Я зашел сбоку и стал обходить Ляльку постепенно, вдоль туловища, и прикладывал ухо к наморщенной и шуршащей Лялькиной коже. Где-то, далеко внутри, как будто за стеной соседней комнаты, мне услышались низкие однообразные звуки, словно кто-то от нечего делать водил смычком по басовой струне контрабаса.
— Бронхит, по-моему, — сказал я.
— Только бы не воспаление легких, боже упаси.
— По-моему, надо кальцекса ей дать.
— Ей встряска нужна и согреть надо, что ей кальцекс, вот уж верно, как говорится, слону дробинка…
Вот так стоять и канючить он мог бы еще до утра, потому что Иван Русаков привык до всего добираться собственными руками, и глаз у него был острый, хозяйский, но его помощники были людьми нерешительными, несамостоятельными, — воспитал на свою голову. А теперь вот слонихе худо, а этот долговязый бедолага маялся и робел, как мальчишка.
— Тащи ведро, — сказал я твердо и повелительно, — и посылай за красным вином, не найдут — пусть возьмут портвейну бутылки четыре. Водки вели принести.

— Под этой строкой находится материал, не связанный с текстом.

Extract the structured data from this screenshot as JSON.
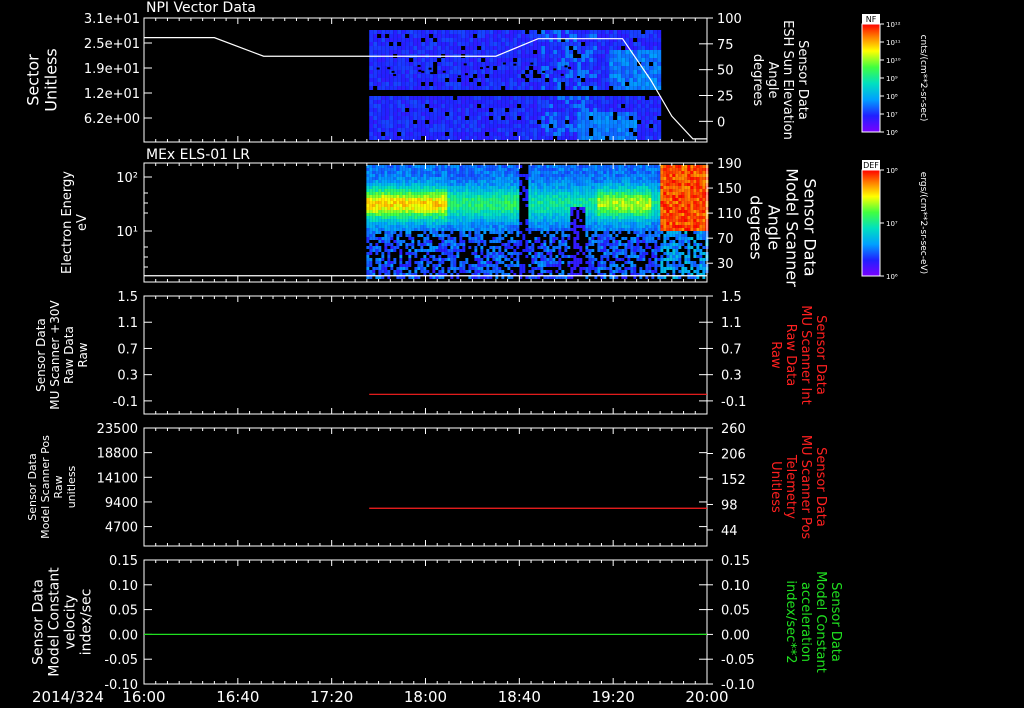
{
  "time_axis": {
    "date_label": "2014/324",
    "ticks": [
      "16:00",
      "16:40",
      "17:20",
      "18:00",
      "18:40",
      "19:20",
      "20:00"
    ],
    "range_hours": [
      16.0,
      20.0
    ]
  },
  "chart_data": [
    {
      "type": "heatmap",
      "title": "NPI Vector Data",
      "ylabel": [
        "Sector",
        "Unitless"
      ],
      "ytick_labels": [
        "3.1e+01",
        "2.5e+01",
        "1.9e+01",
        "1.2e+01",
        "6.2e+00"
      ],
      "right_axis": {
        "label": [
          "Sensor Data",
          "ESH Sun Elevation",
          "Angle",
          "degrees"
        ],
        "range": [
          -20,
          100
        ],
        "ticks": [
          "100",
          "75",
          "50",
          "25",
          "0"
        ],
        "tick_values": [
          100,
          75,
          50,
          25,
          0
        ]
      },
      "data_time_range": [
        17.6,
        19.65
      ],
      "colorbar": {
        "tag": "NF",
        "label": "cnts/(cm**2-sr-sec)",
        "ticks": [
          "10¹²",
          "10¹¹",
          "10¹⁰",
          "10⁹",
          "10⁸",
          "10⁷",
          "10⁶"
        ]
      },
      "line_series": {
        "color": "#ffffff",
        "x": [
          16.0,
          16.5,
          16.85,
          17.2,
          17.6,
          18.0,
          18.5,
          18.8,
          19.1,
          19.4,
          19.6,
          19.75,
          19.9,
          20.0
        ],
        "y": [
          81,
          81,
          63,
          63,
          63,
          63,
          63,
          80,
          80,
          80,
          40,
          5,
          -17,
          -17
        ]
      }
    },
    {
      "type": "heatmap",
      "title": "MEx ELS-01 LR",
      "ylabel": [
        "Electron Energy",
        "eV"
      ],
      "ytick_labels": [
        "10²",
        "10¹"
      ],
      "right_axis": {
        "label": [
          "Sensor Data",
          "Model Scanner",
          "Angle",
          "degrees"
        ],
        "range": [
          0,
          190
        ],
        "ticks": [
          "190",
          "150",
          "110",
          "70",
          "30"
        ],
        "tick_values": [
          190,
          150,
          110,
          70,
          30
        ]
      },
      "data_time_range": [
        17.58,
        20.0
      ],
      "colorbar": {
        "tag": "DEF",
        "label": "ergs/(cm**2-sr-sec-eV)",
        "ticks": [
          "10⁸",
          "10⁷",
          "10⁶"
        ]
      },
      "line_series": {
        "color": "#ffffff",
        "x": [
          16.0,
          20.0
        ],
        "y": [
          10,
          10
        ]
      }
    },
    {
      "type": "line",
      "ylabel": [
        "Sensor Data",
        "MU Scanner +30V",
        "Raw Data",
        "Raw"
      ],
      "right_label": [
        "Sensor Data",
        "MU Scanner Int",
        "Raw Data",
        "Raw"
      ],
      "label_color": "#ff2020",
      "ylim": [
        -0.3,
        1.5
      ],
      "ticks": [
        "1.5",
        "1.1",
        "0.7",
        "0.3",
        "-0.1"
      ],
      "tick_values": [
        1.5,
        1.1,
        0.7,
        0.3,
        -0.1
      ],
      "series": [
        {
          "color": "#ff2020",
          "x": [
            17.6,
            20.0
          ],
          "y": [
            0.0,
            0.0
          ]
        }
      ]
    },
    {
      "type": "line",
      "ylabel": [
        "Sensor Data",
        "Model Scanner Pos",
        "Raw",
        "unitless"
      ],
      "ylim": [
        1000,
        23500
      ],
      "ticks": [
        "23500",
        "18800",
        "14100",
        "9400",
        "4700"
      ],
      "tick_values": [
        23500,
        18800,
        14100,
        9400,
        4700
      ],
      "right_label": [
        "Sensor Data",
        "MU Scanner Pos",
        "Telemetry",
        "Unitless"
      ],
      "label_color": "#ff2020",
      "right_axis": {
        "range": [
          10,
          260
        ],
        "ticks": [
          "260",
          "206",
          "152",
          "98",
          "44"
        ],
        "tick_values": [
          260,
          206,
          152,
          98,
          44
        ]
      },
      "series": [
        {
          "color": "#ff2020",
          "x": [
            17.6,
            20.0
          ],
          "y": [
            8200,
            8200
          ]
        }
      ]
    },
    {
      "type": "line",
      "ylabel": [
        "Sensor Data",
        "Model Constant",
        "velocity",
        "index/sec"
      ],
      "right_label": [
        "Sensor Data",
        "Model Constant",
        "acceleration",
        "index/sec**2"
      ],
      "label_color": "#20e020",
      "ylim": [
        -0.1,
        0.15
      ],
      "ticks": [
        "0.15",
        "0.10",
        "0.05",
        "0.00",
        "-0.05",
        "-0.10"
      ],
      "tick_values": [
        0.15,
        0.1,
        0.05,
        0.0,
        -0.05,
        -0.1
      ],
      "series": [
        {
          "color": "#20e020",
          "x": [
            16.0,
            20.0
          ],
          "y": [
            0.0,
            0.0
          ]
        }
      ]
    }
  ]
}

— Во-во! И сахарку кило три! Сейчас, сейчас мы ее вылечим. Не может быть — вылечим!
Он очень обрадовался тому, что кто-то взял на себя обязанности решать и командовать, ему теперь нужно было только подчиняться и возможно лучше исполнить распоряжение. Это было ему по душе. Он сразу почувствовал уверенность и выказал рвение.
— Генка! — крикнул Панаргин, и сейчас же перед ним вырос ушастый униформист:
— Что, дядя Толик?
Панаргин быстро сунул ему несколько мятых бумажек.
— Беги в гастроном, возьми четыре бутылки красного или портвейну и водки захвати пол-литра. Да единым духом, пока не закрыли!
— Банкетик! — сказал Генка сочувственно. — Беленького, пожалуй, маловато… А чем закусывать будете?
— Я тебе дам банкетик, — сказал Панаргин и несильно стукнул Генку по затылку. — Своих не узнаешь, беги мигом, тебе говорят. Пять минут на все дело! Ну!
Генка убежал, а я взял ведро со стены и сказал Панаргину:
— Сходи, брат, в аптечку, и что есть кальцексу и аспирину — тащи сюда. Хуже не будет. Экспериментальная медицина.